ORLANDO, FL. Back in March 2026, state inspectors ordered Licking Orlando on Millenia Plaza Way shut down after documenting fly activity serious enough to trigger an emergency closure, giving the restaurant until March 24 to vacate before a follow-up inspection could clear it to reopen.

The closure was not the restaurant's first. It was its second.

What Inspectors Found

Licking Orlando: Recent Inspection Pattern

March 23, 2026 — Emergency Closure7 high-severity and 4 intermediate violations. Fly activity triggers emergency shutdown order.
March 24, 2026 — Follow-Up4 high-severity and 1 intermediate violation remained. Restaurant cleared to reopen at 9:08 a.m.
October 2–6, 2025Three inspections in five days: 9 high-severity violations on Oct. 2, 7 on Oct. 3, 2 on Oct. 6.
March 19–20, 202510 high-severity violations on March 19, followed by 4 on March 20.
Prior Emergency ClosureOne prior emergency closure on record before March 2026.

The fly activity that forced the March 23 closure was the headline violation, but the inspection that day turned up 7 high-severity and 4 intermediate violations in total. The follow-up inspection the next morning, which cleared the restaurant to reopen at 9:08 a.m., still found 4 high-severity violations and 1 intermediate violation on the books.

Among the high-severity violations documented during the follow-up: food contact surfaces not properly cleaned or sanitized, no consumer advisory posted for raw or undercooked foods, and two separate citations involving toxic chemicals, one for improper storage or labeling and one for improper identification, storage, or use of toxic substances. Inspectors also cited the reuse of single-use items as an intermediate violation.

What These Violations Mean

Fly activity is not a cosmetic problem. Flies carry bacteria on their bodies and in their saliva, and they transfer pathogens directly to food surfaces, utensils, and prep areas with every landing. When inspectors find fly activity at levels significant enough to close a restaurant, it means the contamination risk is not theoretical. It is active and ongoing.

The toxic chemical violations found during the follow-up inspection add a separate layer of concern. Chemicals stored improperly near food, or containers that are mislabeled or unidentified, create a direct route to acute poisoning, not bacterial illness that takes hours to develop, but immediate chemical contamination of food or drink. Two separate citations for chemical handling in a single inspection suggests the problem was not a single misplaced bottle.

The food contact surface violation matters for a different reason. Cutting boards, prep surfaces, and utensils that are not properly cleaned and sanitized between uses become transfer points for bacteria from raw proteins to ready-to-eat food. Combined with fly activity already documented the day before, improperly sanitized surfaces compound the contamination risk.

The absence of a consumer advisory for raw or undercooked foods is a disclosure failure. Customers who are elderly, pregnant, or immunocompromised need that information to make an informed choice. Without it, they have no way of knowing what risk they are accepting.

The Longer Record

The March 2026 closure did not arrive without warning.
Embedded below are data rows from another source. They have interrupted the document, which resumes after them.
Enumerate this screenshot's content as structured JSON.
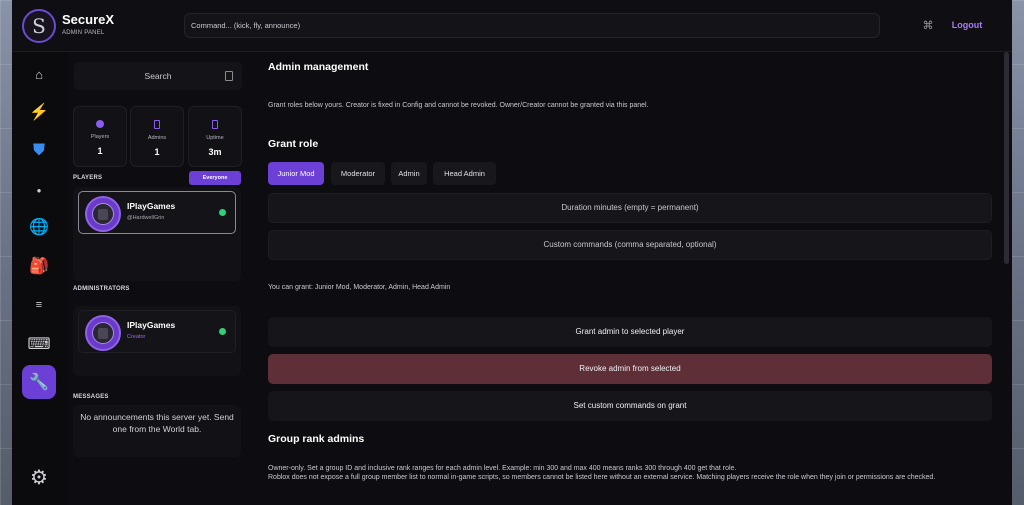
{
  "app": {
    "title": "SecureX",
    "subtitle": "ADMIN PANEL",
    "logo_letter": "S"
  },
  "header": {
    "command_placeholder": "Command... (kick, fly, announce)",
    "logout_label": "Logout",
    "keybind_icon": "⌘"
  },
  "colors": {
    "accent": "#6c3fd6",
    "danger": "#5e2f36",
    "online": "#2fd07a",
    "panel": "#0d0d11"
  },
  "rail": {
    "items": [
      {
        "name": "home-icon",
        "glyph": "⌂",
        "color": "#cfcfd6"
      },
      {
        "name": "lightning-icon",
        "glyph": "⚡",
        "color": "#f5c542"
      },
      {
        "name": "shield-icon",
        "glyph": "⛊",
        "color": "#3a8df0"
      },
      {
        "name": "dot-icon",
        "glyph": "●",
        "color": "#cfcfd6"
      },
      {
        "name": "globe-icon",
        "glyph": "🌐",
        "color": "#3a8df0"
      },
      {
        "name": "backpack-icon",
        "glyph": "🎒",
        "color": "#e04848"
      },
      {
        "name": "menu-icon",
        "glyph": "≡",
        "color": "#cfcfd6"
      },
      {
        "name": "keyboard-icon",
        "glyph": "⌨",
        "color": "#cfcfd6"
      },
      {
        "name": "wrench-icon",
        "glyph": "🔧",
        "color": "#ffffff"
      },
      {
        "name": "gear-icon",
        "glyph": "⚙",
        "color": "#cfcfd6"
      }
    ]
  },
  "side": {
    "search_label": "Search",
    "stats": [
      {
        "label": "Players",
        "value": "1"
      },
      {
        "label": "Admins",
        "value": "1"
      },
      {
        "label": "Uptime",
        "value": "3m"
      }
    ],
    "players_label": "PLAYERS",
    "everyone_label": "Everyone",
    "players": [
      {
        "name": "IPlayGames",
        "handle": "@HardwellGrin"
      }
    ],
    "administrators_label": "ADMINISTRATORS",
    "admins": [
      {
        "name": "IPlayGames",
        "role": "Creator"
      }
    ],
    "messages_label": "MESSAGES",
    "messages_empty": "No announcements this server yet. Send one from the World tab."
  },
  "main": {
    "title": "Admin management",
    "intro": "Grant roles below yours. Creator is fixed in Config and cannot be revoked. Owner/Creator cannot be granted via this panel.",
    "grant_title": "Grant role",
    "roles": [
      "Junior Mod",
      "Moderator",
      "Admin",
      "Head Admin"
    ],
    "selected_role": "Junior Mod",
    "duration_placeholder": "Duration minutes (empty = permanent)",
    "custom_commands_placeholder": "Custom commands (comma separated, optional)",
    "can_grant": "You can grant: Junior Mod, Moderator, Admin, Head Admin",
    "grant_button": "Grant admin to selected player",
    "revoke_button": "Revoke admin from selected",
    "set_custom_button": "Set custom commands on grant",
    "group_title": "Group rank admins",
    "group_text_1": "Owner-only. Set a group ID and inclusive rank ranges for each admin level. Example: min 300 and max 400 means ranks 300 through 400 get that role.",
    "group_text_2": "Roblox does not expose a full group member list to normal in-game scripts, so members cannot be listed here without an external service. Matching players receive the role when they join or permissions are checked."
  }
}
Licking Orlando had 31 inspections on record by that point, with 332 total violations documented across its history as a permanent food service facility in Orange County. That is an average of more than 10 violations per inspection visit.
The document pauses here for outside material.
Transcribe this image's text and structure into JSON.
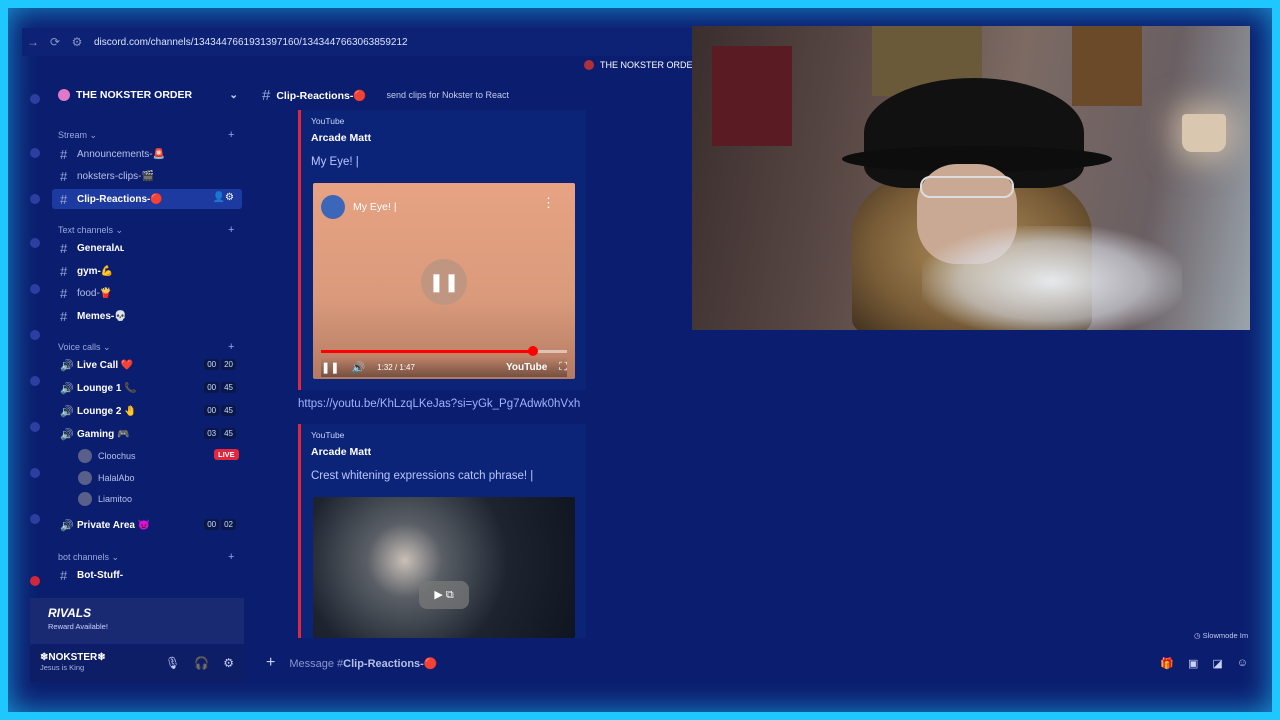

The months immediately before the March 2026 closure show a facility that inspectors were watching closely. In October 2025, inspectors visited three times in five days. The first visit, on October 2, turned up 9 high-severity violations and 2 intermediate ones. A follow-up on October 3 still found 7 high-severity violations. It took a third visit on October 6 to bring that count down to 2 high-severity violations.
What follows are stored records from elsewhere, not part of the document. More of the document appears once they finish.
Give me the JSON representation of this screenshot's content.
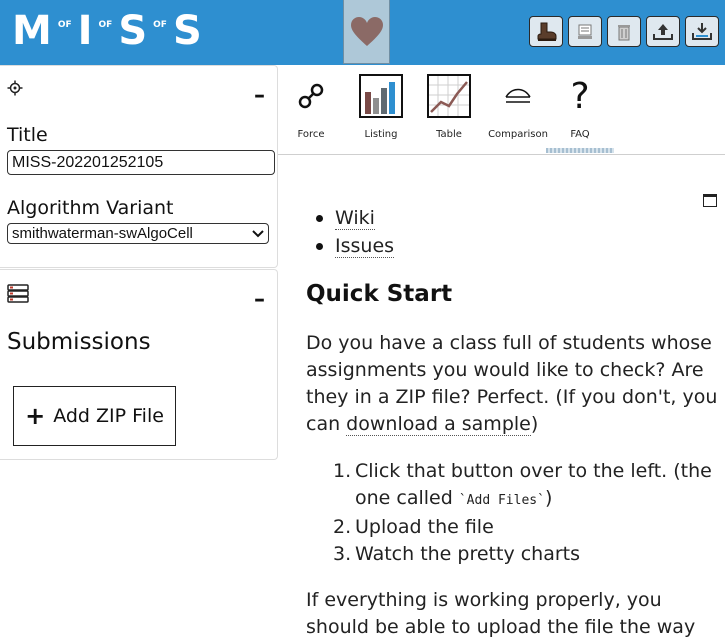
{
  "header": {
    "logo": {
      "letters": [
        "M",
        "I",
        "S",
        "S"
      ],
      "separator": "OF"
    },
    "heart_icon": "heart-icon",
    "toolbar_icons": [
      "boot-icon",
      "document-icon",
      "trash-icon",
      "upload-icon",
      "save-icon"
    ]
  },
  "settings_panel": {
    "icon": "gear-icon",
    "collapse_label": "–",
    "title_label": "Title",
    "title_value": "MISS-202201252105",
    "variant_label": "Algorithm Variant",
    "variant_value": "smithwaterman-swAlgoCell"
  },
  "submissions_panel": {
    "icon": "books-icon",
    "collapse_label": "–",
    "heading": "Submissions",
    "add_button_label": "Add ZIP File"
  },
  "tabs": [
    {
      "label": "Force",
      "icon": "force-graph-icon"
    },
    {
      "label": "Listing",
      "icon": "bar-chart-icon"
    },
    {
      "label": "Table",
      "icon": "line-chart-icon"
    },
    {
      "label": "Comparison",
      "icon": "comparison-icon"
    },
    {
      "label": "FAQ",
      "icon": "question-icon",
      "glyph": "?"
    }
  ],
  "active_tab": "FAQ",
  "faq": {
    "links": [
      "Wiki",
      "Issues"
    ],
    "heading": "Quick Start",
    "intro_before_link": "Do you have a class full of students whose assignments you would like to check? Are they in a ZIP file? Perfect. (If you don't, you can ",
    "intro_link": "download a sample",
    "intro_after_link": ")",
    "steps": [
      {
        "num": "1.",
        "text": "Click that button over to the left. (the one called ",
        "code": "`Add Files`",
        "after": ")"
      },
      {
        "num": "2.",
        "text": "Upload the file"
      },
      {
        "num": "3.",
        "text": "Watch the pretty charts"
      }
    ],
    "outro": "If everything is working properly, you should be able to upload the file the way you"
  }
}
The same compressed inspection pattern appeared in March 2025. Inspectors found 10 high-severity violations on March 19, then returned the next day and found 4. That cycle, a high count followed by a follow-up showing partial improvement, repeated itself across multiple inspection periods in the two years before the closure.

The March 2026 emergency closure was the facility's second on record. A restaurant that has been emergency-closed twice, across 31 inspections and 332 documented violations, is not a facility with an isolated bad week. The record shows a pattern of high-severity violations that required repeated follow-up visits to resolve, and in at least two separate instances, conditions serious enough to warrant shutting the doors entirely.

The restaurant did reopen on March 24, 2026, after the follow-up inspection cleared it. But four high-severity violations remained on the books when inspectors signed off that morning.